Leakey Foundation Research Grant Awarded to PhD student Rhianna Drummond-Clarke

Phd student Rhianna Drummond-Clarke has been awarded a Leakey Foundation Research Grant for her project entitled ‘Ecological drivers of bipedalism and arboreality in savanna-dwelling chimpanzees’.

Rhianna’s PhD research focuses on wild chimpanzee behavioural ecology and morphology in the savannah-mosaic site in Issa Valley, Tanzania – a habitat very similar to reconstructed palaeohabitats of our earliest fossil ancestors – to better understand the possible origins and evolution of bipedal walking in the human lineage. Following research conducted by Rhianna in 2020 as part of her PhD which showed Issa chimpanzees are more arboreal, and in particular use bipedalism more in the trees, than evolutionary hypotheses would predict (findings being published in Science Advances on 14th December), she now aims to investigate why, requiring additional information about their feeding and positional behaviours.

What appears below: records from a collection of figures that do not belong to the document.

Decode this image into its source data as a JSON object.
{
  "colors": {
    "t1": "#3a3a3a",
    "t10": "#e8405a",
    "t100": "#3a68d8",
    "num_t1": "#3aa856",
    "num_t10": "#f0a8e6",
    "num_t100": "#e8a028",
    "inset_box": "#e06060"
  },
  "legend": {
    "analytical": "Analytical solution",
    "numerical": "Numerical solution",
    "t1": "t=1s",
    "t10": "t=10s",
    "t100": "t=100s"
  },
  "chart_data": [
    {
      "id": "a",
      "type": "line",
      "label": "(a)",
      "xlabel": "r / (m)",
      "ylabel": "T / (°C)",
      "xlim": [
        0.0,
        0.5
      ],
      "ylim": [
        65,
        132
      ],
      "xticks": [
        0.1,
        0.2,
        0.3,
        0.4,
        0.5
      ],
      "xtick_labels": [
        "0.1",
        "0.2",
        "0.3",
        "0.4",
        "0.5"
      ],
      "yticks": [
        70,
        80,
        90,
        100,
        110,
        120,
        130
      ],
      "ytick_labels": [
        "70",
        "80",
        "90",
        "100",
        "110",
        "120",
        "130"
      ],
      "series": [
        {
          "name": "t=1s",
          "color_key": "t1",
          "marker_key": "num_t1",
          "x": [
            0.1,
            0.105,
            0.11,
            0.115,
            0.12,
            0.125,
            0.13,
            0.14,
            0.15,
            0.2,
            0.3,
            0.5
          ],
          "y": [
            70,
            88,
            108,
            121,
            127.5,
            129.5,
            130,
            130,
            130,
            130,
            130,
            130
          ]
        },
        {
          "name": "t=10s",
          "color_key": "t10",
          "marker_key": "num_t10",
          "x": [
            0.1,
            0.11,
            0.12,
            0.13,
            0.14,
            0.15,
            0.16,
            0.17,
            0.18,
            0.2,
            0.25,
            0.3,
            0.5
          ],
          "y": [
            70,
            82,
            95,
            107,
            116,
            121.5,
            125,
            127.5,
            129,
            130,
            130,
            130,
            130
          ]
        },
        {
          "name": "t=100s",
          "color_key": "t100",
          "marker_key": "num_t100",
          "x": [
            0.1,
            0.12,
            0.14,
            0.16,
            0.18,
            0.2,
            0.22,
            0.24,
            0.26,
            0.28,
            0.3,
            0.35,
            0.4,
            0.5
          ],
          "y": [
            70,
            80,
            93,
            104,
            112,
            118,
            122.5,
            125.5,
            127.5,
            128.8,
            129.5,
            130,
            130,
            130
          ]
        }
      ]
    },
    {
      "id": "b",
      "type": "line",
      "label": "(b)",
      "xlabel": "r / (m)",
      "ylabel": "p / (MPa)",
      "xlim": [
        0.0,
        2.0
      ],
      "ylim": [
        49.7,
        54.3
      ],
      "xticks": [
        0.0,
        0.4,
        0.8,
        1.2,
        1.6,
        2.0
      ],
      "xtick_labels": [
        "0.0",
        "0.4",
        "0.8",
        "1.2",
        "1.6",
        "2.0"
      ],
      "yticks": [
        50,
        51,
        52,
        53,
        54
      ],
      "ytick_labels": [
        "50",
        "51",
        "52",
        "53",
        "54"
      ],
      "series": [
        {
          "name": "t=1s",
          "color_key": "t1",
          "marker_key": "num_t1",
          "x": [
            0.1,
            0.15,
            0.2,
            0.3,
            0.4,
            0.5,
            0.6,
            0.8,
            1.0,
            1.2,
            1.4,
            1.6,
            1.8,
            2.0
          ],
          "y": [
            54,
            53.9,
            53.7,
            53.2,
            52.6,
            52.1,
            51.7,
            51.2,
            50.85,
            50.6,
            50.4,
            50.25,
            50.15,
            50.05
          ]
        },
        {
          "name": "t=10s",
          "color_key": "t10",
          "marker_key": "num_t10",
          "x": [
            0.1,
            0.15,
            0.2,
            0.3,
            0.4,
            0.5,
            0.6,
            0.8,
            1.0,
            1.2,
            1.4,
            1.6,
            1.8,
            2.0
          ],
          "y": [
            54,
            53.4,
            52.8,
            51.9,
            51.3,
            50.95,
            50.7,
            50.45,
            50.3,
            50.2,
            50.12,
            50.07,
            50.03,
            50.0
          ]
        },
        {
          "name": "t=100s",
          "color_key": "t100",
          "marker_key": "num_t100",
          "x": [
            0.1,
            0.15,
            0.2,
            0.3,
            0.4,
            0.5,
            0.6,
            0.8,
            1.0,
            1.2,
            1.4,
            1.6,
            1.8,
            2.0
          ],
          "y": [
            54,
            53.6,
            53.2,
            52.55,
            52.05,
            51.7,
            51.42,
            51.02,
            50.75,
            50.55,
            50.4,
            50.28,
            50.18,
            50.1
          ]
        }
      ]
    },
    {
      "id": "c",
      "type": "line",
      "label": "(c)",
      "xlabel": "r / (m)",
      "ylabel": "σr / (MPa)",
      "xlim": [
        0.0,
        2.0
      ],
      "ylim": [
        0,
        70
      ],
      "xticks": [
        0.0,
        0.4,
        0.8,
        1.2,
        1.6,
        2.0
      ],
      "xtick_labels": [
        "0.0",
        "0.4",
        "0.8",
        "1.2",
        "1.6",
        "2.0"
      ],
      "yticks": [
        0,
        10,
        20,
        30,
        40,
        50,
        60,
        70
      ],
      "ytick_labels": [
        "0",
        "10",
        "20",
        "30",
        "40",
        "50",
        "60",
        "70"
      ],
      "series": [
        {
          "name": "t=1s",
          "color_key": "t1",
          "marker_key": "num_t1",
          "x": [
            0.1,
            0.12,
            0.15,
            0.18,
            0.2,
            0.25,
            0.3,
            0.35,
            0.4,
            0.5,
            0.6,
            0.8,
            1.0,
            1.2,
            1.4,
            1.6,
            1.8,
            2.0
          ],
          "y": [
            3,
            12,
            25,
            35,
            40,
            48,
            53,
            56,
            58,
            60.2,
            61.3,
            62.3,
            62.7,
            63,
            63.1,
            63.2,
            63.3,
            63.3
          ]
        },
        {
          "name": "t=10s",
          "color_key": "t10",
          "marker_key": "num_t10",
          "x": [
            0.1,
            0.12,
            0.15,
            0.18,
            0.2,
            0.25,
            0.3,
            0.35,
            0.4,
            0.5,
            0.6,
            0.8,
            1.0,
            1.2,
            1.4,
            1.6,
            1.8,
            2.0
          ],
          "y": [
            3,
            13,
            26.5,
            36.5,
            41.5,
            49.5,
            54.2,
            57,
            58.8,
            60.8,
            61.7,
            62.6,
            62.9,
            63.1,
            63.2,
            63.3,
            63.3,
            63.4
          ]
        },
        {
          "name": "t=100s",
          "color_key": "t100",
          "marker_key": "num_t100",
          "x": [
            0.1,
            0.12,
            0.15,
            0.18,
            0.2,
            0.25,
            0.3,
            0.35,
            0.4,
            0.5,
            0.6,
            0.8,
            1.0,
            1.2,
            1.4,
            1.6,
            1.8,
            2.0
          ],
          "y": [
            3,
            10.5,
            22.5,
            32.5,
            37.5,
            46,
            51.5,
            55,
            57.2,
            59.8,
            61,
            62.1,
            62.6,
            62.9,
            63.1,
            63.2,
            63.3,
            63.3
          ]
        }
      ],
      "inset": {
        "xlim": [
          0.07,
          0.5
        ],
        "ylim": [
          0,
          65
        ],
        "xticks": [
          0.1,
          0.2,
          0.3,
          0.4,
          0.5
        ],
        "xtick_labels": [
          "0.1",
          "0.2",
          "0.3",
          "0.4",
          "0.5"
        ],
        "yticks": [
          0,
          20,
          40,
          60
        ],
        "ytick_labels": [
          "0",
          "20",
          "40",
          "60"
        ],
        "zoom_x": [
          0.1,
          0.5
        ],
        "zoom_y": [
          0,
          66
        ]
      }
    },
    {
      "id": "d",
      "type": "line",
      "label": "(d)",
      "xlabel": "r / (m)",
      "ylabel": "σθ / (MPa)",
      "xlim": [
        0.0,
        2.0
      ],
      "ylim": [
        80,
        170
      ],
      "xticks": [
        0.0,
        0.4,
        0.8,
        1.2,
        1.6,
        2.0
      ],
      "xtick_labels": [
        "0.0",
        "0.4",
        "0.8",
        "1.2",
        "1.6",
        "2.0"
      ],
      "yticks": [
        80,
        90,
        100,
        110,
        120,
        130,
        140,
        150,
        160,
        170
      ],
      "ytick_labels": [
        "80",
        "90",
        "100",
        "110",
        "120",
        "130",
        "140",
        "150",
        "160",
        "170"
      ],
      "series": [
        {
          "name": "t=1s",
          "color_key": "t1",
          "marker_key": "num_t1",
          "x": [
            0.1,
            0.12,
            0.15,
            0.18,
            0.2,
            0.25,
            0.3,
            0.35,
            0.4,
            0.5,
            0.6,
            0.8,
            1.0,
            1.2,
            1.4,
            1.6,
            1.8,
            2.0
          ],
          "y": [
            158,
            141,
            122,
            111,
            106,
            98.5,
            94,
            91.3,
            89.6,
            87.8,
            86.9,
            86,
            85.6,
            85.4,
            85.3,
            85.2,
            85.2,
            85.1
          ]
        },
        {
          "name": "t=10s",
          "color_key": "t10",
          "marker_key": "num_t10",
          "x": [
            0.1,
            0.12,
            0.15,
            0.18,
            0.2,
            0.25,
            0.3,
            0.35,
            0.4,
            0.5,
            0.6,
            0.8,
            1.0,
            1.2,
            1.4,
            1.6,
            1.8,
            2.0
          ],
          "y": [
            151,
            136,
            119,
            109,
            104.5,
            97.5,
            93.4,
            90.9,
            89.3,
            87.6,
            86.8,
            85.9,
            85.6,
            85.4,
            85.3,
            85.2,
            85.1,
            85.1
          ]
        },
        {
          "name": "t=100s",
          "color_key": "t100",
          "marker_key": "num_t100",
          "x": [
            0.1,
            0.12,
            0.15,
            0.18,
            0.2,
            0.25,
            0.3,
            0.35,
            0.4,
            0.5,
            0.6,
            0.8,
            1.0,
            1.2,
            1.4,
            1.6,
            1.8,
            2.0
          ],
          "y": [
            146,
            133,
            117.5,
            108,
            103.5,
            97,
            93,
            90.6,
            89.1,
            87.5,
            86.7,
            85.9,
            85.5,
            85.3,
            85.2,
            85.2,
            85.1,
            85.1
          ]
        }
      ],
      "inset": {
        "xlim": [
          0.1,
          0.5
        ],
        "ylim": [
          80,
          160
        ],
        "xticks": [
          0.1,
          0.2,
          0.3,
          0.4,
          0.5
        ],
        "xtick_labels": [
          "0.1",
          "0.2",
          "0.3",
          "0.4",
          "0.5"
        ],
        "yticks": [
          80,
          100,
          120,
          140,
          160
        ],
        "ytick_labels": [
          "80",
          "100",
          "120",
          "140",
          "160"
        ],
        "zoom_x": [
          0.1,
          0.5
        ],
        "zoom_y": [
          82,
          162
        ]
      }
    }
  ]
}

‘Congratulations to Rhianna on your Leakey Grant Fellowship to further explore the fascinating behaviour of these lovely creatures at Issa Valley, Tanzania. So well deserved!’ Professor Tracy Kivell tweeted.

Mother and Infant Chimpanzees in a Cagera Tree, taken by Rhianna in Tanzania.

‘Habitual bipedal walking is a defining feature of the human clade (hominins), distinguishing the earliest hominins from other apes since their split around 7 million years ago (Ma), but the evolutionary origins of our bipedal gait remain unknown. Whilst traditional hypotheses link the emergence of bipedalism to more time travelling on the ground as our earliest ancestors shifted from lush forest to a more arid and seasonal savannah habitat (with fewer trees), multiple lines of evidence suggest trees remained an important part of our ancestors’ ecological niche.’ Rhianna explained, ‘It remains unclear what role selective pressures within a changing, more arid environment played in the emergence and evolution of hominin bipedalism. In the absence of direct fossil evidence, extant chimpanzees that live in a savannah habitat analogous to that of early hominins (wooded, mosaic landscapes, hereafter “savannah-mosaic”) provide ideal models to test the “savannah effect” on ape (locomotor) behaviour.’

Thanks to the Leakey Foundation, Rhianna will return to the field in 2023 to collect necessary data on Issa chimpanzee feeding and positional behaviour. As part of the project Rhianna will employ and mentor a Tanzanian, female graduate (BSc) as a field assistant, thus providing important pathways into STEM for Tanzanian women. Together, they will also conduct ecological workshops at local schools, to facilitate the involvement of the next generation of important, but underrepresented, communities in chimpanzee research and conservation.

The Leakey Foundation is a nonprofit organisation dedicated to funding human origins research. The Issa Valley research site is run by Greater Mahale Ecosystem Research and Conservation (GMERC).